To compare results between original mlir-sandbox and nodai-sandbox, run:

python mmperf.py ./build/matmul results -sandbox -sandbox_configs=/path/to/mlir_sandbox_configs -nodai_configs=/path/to/nodai_sandbox_configs

Note: If you just want to plot results for mlir_sandbox, enable -sandbox_configs (to load configs from previous run) or -benchmark_path (to rerun the search).

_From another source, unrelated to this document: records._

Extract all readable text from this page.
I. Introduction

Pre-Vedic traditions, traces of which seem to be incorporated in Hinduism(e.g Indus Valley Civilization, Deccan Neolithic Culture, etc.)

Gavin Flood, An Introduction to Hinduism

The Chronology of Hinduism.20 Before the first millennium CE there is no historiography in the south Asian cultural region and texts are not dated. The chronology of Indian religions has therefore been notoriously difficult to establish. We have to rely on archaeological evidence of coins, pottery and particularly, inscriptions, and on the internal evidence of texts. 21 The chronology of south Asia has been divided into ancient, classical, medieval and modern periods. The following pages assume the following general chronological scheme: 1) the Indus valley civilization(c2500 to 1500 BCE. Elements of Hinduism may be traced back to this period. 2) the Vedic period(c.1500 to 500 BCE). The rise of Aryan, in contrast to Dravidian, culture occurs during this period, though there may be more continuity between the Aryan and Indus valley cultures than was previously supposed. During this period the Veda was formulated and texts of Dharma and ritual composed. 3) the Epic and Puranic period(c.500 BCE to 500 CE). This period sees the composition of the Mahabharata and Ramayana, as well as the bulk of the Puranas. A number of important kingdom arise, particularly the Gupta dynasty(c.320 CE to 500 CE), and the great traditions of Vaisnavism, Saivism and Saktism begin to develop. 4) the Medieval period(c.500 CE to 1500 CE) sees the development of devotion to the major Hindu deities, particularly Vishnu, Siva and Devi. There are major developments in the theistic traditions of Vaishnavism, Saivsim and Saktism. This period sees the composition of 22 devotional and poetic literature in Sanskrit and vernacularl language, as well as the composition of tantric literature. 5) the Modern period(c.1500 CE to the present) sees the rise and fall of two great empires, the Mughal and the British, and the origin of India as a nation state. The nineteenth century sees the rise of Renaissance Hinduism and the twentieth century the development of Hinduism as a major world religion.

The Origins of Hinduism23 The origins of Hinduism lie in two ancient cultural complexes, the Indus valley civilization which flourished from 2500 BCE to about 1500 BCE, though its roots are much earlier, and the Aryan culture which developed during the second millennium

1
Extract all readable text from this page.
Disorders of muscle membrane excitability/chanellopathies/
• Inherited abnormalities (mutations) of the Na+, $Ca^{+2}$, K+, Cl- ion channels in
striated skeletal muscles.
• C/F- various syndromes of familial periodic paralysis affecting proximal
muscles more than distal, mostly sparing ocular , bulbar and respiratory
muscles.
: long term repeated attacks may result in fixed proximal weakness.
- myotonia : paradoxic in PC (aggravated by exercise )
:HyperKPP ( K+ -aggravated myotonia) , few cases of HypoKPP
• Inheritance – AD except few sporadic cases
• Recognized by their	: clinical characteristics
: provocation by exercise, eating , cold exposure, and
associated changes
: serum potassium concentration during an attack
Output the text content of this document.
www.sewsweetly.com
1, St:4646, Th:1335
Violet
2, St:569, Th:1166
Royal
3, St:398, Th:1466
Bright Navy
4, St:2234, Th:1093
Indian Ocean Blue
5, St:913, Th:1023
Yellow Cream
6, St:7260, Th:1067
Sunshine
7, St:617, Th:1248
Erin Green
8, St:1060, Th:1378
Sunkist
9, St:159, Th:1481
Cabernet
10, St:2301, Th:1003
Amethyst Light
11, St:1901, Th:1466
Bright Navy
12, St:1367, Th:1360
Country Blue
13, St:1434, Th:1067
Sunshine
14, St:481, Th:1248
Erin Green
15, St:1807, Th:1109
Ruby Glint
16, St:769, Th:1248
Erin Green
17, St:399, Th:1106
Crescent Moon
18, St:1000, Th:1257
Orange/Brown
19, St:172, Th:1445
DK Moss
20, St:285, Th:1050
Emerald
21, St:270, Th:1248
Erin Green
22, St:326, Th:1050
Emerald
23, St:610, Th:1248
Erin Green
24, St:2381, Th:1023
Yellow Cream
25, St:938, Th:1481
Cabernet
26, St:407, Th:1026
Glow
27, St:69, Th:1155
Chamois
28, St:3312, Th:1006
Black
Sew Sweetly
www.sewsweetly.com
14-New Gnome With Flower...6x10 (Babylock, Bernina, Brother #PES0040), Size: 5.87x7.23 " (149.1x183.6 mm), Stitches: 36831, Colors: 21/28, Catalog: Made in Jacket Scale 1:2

Optional flag: -num_iters to change the number of iterations for matmul test.

Run triton with FP16

python mmperf.py ./build/matmul results -triton -dtype f16 -benchmark_path=./benchmark_sizes/bert_large_matmul.txt

Installing optional dependencies: Halide, OpenBLAS, MKL

Halide

git clone https://github.com/halide/Halide.git --recurse-submodules
cd Halide/
sudo apt install libclang-11-dev clang-11 liblld-11-dev
LLD_DIR=/usr/lib/llvm-11/lib/cmake/lld cmake . -GNinja \
    -DCMAKE_BUILD_TYPE=Release \
    -DTARGET_WEBASSEMBLY=OFF \
    -DCMAKE_INSTALL_PREFIX=/home/<foo>/lokal/
ninja
ninja install
export HALIDE_DIR=/home/<foo>/lokal/halide

OpenBLAS

sudo apt install libopenblas-dev

BLIS

git clone https://github.com/flame/blis
cd blis
./configure --prefix=/home/foo/lokal/ --enable-cblas -c amd64
make -j 16
make install

Intel MKL

Download and install from https://software.intel.com/content/www/us/en/develop/articles/installation-guide-for-intel-oneapi-toolkits.html

Theoretical Max FLOPS

This benchmark was run on an Intel Xeon CPU running at 3.1GHz. The machine has 256Kb L1 cache, 8Mb L2 cache and 24.8Mb L3 cache. It supports AVX-512 instructions. The peak performance of the machine is 3.1 x 8 x 2 x 2 = 99.2 GFLOPS for double precision and 198.4 GFLOPS for single precision.